Romantisme et révolution

Germaniste distingué autant que latiniste, passionné par le romantisme allemand, Pierre Bécat ne se limitait pas aux études politiques, mais publiait également des essais littéraires. Comme on le verra dans sa biographie écrite par Robert Lapassat, il a notamment laissé, dans la revue Conflent des articles consacrés à Germaine de Staël et Benjamin Constant ou à l’essor du romantisme allemand, entre autres.

Nous vous proposons ici de découvrir un manuscrit de sa plume intitulé « Romantisme et révolution », daté des années 1930, dans lequel il examine de façon approfondie les liens complexes entre littérature et politique.

Napoléon et le destin de l’Europe

A l’occasion du bicentenaire de la mort de Napoléon Ier, nous vous proposons de redécouvrir cet ouvrage de Pierre Bécat paru en 1969. Il est le résultat d’une longue réflexion, arrivée à maturation, sur la signification réelle de l’épopée napoléonienne à la fois dans l’histoire globale de l’Europe – y compris la plus contemporaine – et plus simplement encore dans la pensée conservatrice.

Reprenant la pensée et les témoignages de très nombreux auteurs que P. Bécat a fréquentés au plus près (Las Cases, mémoires du général Gourgaud, et aussi des sources anglaises), il en tire ses propres conclusions et se livre à une interprétation politique tout à fait personnelle. Les admirateurs de l’empereur seront sans doute choqués par la dureté de son jugement : pour ce monarchiste convaincu, ce fut une France dévastée et honnie par le monde que Louis XVIII trouva à son couronnement, pays qui ne dut son salut qu’à cette restauration monarchique. L’empereur, par sa mégalomanie et son bellicisme, préfigurait, lit-on, un cycle de guerres ignobles et injustes qui devait culminer avec la Seconde guerre mondiale.
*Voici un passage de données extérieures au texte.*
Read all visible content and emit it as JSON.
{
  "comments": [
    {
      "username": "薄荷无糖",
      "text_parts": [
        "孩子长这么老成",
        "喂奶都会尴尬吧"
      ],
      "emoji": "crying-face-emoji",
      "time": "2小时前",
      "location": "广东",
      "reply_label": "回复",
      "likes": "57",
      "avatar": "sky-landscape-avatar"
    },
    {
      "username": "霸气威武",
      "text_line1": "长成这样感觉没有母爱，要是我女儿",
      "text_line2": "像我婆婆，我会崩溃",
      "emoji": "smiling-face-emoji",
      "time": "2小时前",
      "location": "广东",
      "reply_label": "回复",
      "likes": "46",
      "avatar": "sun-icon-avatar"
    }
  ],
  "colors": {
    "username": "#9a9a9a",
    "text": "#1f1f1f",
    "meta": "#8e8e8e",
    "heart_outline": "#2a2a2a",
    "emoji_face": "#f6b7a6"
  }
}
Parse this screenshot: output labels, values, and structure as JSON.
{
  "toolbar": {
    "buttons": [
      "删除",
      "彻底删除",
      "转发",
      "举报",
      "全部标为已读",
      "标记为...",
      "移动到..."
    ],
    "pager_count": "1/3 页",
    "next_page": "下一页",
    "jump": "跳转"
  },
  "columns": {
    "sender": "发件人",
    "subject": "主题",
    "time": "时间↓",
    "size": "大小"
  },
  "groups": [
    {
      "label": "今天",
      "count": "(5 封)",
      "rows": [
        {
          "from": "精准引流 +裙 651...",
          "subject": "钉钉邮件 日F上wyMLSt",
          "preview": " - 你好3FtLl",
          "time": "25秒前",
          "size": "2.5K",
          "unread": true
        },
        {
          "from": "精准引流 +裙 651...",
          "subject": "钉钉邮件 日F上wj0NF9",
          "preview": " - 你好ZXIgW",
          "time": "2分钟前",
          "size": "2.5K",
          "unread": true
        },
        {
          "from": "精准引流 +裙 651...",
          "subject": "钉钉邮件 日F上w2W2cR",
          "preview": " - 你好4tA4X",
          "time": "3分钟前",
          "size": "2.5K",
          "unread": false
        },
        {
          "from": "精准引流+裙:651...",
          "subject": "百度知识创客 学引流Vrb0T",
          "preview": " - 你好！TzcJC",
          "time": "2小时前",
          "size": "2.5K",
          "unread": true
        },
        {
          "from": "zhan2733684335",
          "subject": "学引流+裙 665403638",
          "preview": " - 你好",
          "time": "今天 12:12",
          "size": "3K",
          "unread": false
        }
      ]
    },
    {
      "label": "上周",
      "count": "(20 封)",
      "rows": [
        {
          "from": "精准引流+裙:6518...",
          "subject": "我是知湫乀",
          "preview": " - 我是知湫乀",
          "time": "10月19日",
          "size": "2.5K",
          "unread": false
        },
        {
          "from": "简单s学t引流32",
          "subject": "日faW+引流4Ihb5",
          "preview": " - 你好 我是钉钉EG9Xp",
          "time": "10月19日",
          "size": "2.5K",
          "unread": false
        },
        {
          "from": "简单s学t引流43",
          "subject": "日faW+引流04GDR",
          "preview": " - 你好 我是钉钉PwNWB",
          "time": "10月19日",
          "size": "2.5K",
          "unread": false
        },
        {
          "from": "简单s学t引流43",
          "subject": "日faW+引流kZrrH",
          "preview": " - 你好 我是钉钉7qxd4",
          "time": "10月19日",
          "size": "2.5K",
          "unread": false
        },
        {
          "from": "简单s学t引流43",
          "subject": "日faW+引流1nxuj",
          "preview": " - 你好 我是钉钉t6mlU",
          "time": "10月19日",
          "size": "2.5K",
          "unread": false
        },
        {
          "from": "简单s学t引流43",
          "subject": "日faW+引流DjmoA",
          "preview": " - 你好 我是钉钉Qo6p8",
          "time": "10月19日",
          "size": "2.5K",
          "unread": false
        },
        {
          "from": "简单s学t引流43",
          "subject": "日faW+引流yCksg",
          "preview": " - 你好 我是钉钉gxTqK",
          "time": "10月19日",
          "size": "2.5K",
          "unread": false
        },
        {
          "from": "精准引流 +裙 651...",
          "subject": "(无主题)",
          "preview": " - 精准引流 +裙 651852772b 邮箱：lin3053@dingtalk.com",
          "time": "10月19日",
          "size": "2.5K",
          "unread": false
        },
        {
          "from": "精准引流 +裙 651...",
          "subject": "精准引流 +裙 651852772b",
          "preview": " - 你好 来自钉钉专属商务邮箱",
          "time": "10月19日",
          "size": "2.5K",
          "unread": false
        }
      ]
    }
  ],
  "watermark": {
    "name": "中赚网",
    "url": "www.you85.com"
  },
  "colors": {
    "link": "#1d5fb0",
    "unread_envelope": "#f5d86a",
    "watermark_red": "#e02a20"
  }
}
Ne nous y trompons pas : sous le faux-semblant des ors des palais et de la gloire des champs de bataille, Bonaparte ne serait jamais qu’un usurpateur, et son titre d’empereur, une insulte pour les véritables monarques qui firent la France.

On trouvera ici les trois dernières pages de cet ouvrage, qui résument l’essentiel de cette pensée.

1935 – Lettre de Jean Amade à Pierre Bécat

Jean Amade (Joan Amade en catalan) fut l’un des principaux représentants de la Renaixança, renaissance littéraire catalane, au début du XXe siècle en Roussillon. Originaire de Céret, poète, il fut longtemps professeur à l’Université de Montpellier, d’où il écrivit cette missive. Il fonda la Société d’Études catalanes et concourut en 1926 à créer à Perpignan les Jeux floraux du Genêt d’Or, émanation du félibrige, qui furent pendant longtemps l’un des fleurons de la province.

Jean Amade et Pierre Bécat, en plus de liens étroits avec le Roussillon, partageaient un même intérêt pour les langues vernaculaires — Pierre Bécat ayant toujours suivi avec beaucoup d’intérêt le mouvement félibrige et chanté son Languedoc natal non sans accents mistraliens – et une amitié sincère, qui transparaît de façon évidente du texte que nous vous présentons ici où sont évoqués des détails très précis de la vie du poète.

Dans cette lettre est mentionnée la mort de Joseph Rotgé, beau-père de Pierre Bécat, survenue le 12 février précédent à Prades. Homme cultivé et au courant de la vie artistique de sa région, c’est lui qui avait initié le lien avec Amade.